Nedir kentli olmak? Kentli olmak; eğitim, sağlık, barınma, sosyal ve kültürel bakımdan kaliteli yaşamak demektir. Kentin bir ruhu, bir kimliği olduğu gerçeğini unutmayalım. Kendi kimlik ve inancını yaşadığı kente dayatmak o kente ihanet etmektir. Sonuçta ortaya, estetikten uzak, saygıdan yoksun, kuru kalabalıkların birbirinden habersizce yaşadığı bir hengâme şehir çıkar ortaya. Oysa kent, bir kültür ortamıdır. Dış dünya ile de etkileşim halinde olan…
Kentliler de bu ortamın gelişmesine katkı yapması gereken insanlardır. Kentlilik bilinci olmadan bu kaliteyi yakalamak da mümkün değildir. ‘’Doğduğumuz yeri unutmayacağız, doyduğumuz yere sahip çıkacağız.’’
Antalya; Türkiye’nin ve dünyanın tüm renklerini, güzelliklerini, kültürünü, sanatını barındıran bir şehirdir.
Bu kentin doğal zenginliklerinin yanı sıra en büyük zenginliği de budur. Bu farklılıkları hemşeri dernekleri ile daha büyük zenginlik haline getirmek gerekir.
Her yörenin kendi yemeği, kendi müziği, kendi folkloru ve giyim tarzı var.

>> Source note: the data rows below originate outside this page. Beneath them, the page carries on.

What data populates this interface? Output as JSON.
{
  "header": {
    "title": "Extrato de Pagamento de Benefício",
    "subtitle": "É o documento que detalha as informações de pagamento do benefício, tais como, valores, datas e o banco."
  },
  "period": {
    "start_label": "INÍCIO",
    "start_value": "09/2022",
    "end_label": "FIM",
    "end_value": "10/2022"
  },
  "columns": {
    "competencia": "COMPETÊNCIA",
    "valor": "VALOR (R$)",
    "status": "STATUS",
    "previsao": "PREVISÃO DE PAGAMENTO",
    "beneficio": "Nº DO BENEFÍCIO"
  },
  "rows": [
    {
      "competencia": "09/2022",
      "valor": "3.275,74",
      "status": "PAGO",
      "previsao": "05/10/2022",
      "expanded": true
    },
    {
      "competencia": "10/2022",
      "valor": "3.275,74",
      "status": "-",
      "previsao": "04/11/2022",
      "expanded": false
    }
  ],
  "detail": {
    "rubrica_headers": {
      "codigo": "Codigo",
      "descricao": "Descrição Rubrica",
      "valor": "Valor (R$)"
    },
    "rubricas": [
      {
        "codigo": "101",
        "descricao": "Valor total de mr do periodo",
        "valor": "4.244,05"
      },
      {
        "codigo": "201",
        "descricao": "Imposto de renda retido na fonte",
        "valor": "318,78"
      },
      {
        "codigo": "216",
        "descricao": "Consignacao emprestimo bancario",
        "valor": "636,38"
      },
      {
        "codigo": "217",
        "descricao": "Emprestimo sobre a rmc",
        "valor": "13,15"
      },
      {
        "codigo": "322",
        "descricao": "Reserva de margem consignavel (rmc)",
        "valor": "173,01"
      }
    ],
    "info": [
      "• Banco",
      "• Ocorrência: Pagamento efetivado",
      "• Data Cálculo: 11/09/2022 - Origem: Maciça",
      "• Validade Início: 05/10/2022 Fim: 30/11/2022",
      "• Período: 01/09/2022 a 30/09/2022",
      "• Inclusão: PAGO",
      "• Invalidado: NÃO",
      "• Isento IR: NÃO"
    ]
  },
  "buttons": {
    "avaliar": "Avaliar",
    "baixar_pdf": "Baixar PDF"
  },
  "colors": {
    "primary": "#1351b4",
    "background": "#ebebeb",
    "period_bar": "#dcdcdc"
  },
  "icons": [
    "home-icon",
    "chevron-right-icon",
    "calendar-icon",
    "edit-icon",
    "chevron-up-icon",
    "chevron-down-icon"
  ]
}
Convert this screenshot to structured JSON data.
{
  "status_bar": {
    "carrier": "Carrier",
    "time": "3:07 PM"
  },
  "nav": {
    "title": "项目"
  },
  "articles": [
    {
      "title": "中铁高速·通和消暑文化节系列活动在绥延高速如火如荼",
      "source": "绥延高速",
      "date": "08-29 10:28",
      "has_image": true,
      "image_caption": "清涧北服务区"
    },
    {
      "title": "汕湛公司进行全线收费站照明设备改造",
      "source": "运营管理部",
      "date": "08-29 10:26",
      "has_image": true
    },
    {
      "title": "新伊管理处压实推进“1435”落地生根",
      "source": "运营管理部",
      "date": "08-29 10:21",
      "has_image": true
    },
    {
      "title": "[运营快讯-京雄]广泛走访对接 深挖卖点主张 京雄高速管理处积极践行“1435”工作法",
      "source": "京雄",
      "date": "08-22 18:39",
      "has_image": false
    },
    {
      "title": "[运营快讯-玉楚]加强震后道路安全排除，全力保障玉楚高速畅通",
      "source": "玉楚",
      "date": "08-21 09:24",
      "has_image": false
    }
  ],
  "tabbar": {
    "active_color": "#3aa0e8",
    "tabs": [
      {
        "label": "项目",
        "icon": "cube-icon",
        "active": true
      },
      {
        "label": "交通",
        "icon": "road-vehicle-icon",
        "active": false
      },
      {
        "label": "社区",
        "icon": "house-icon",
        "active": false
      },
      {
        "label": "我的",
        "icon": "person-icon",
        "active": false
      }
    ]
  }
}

Bunlara saygı gösterilmesi gerekir. Farklılıklarımız zenginliğimizdir. Bu hoşgörüyü, bu sevgiyi, hemşeri dernekleri ile beraber en güzel şekilde yaşatmanın yolu aranmalıdır. Bu da ortak akıl ile olur.
Kentin ana sorunları konusunda fikirsel ve inanç farklılıklarını bırakıp bir araya gelme ve birlik olma kentli olmanın gereğidir.
“Kent sakinleri” tanımından kurtulup, “kent sahibi” olmanın zamanı gelmiştir.
Geçti bile…
Sahi, ne zaman olacağız?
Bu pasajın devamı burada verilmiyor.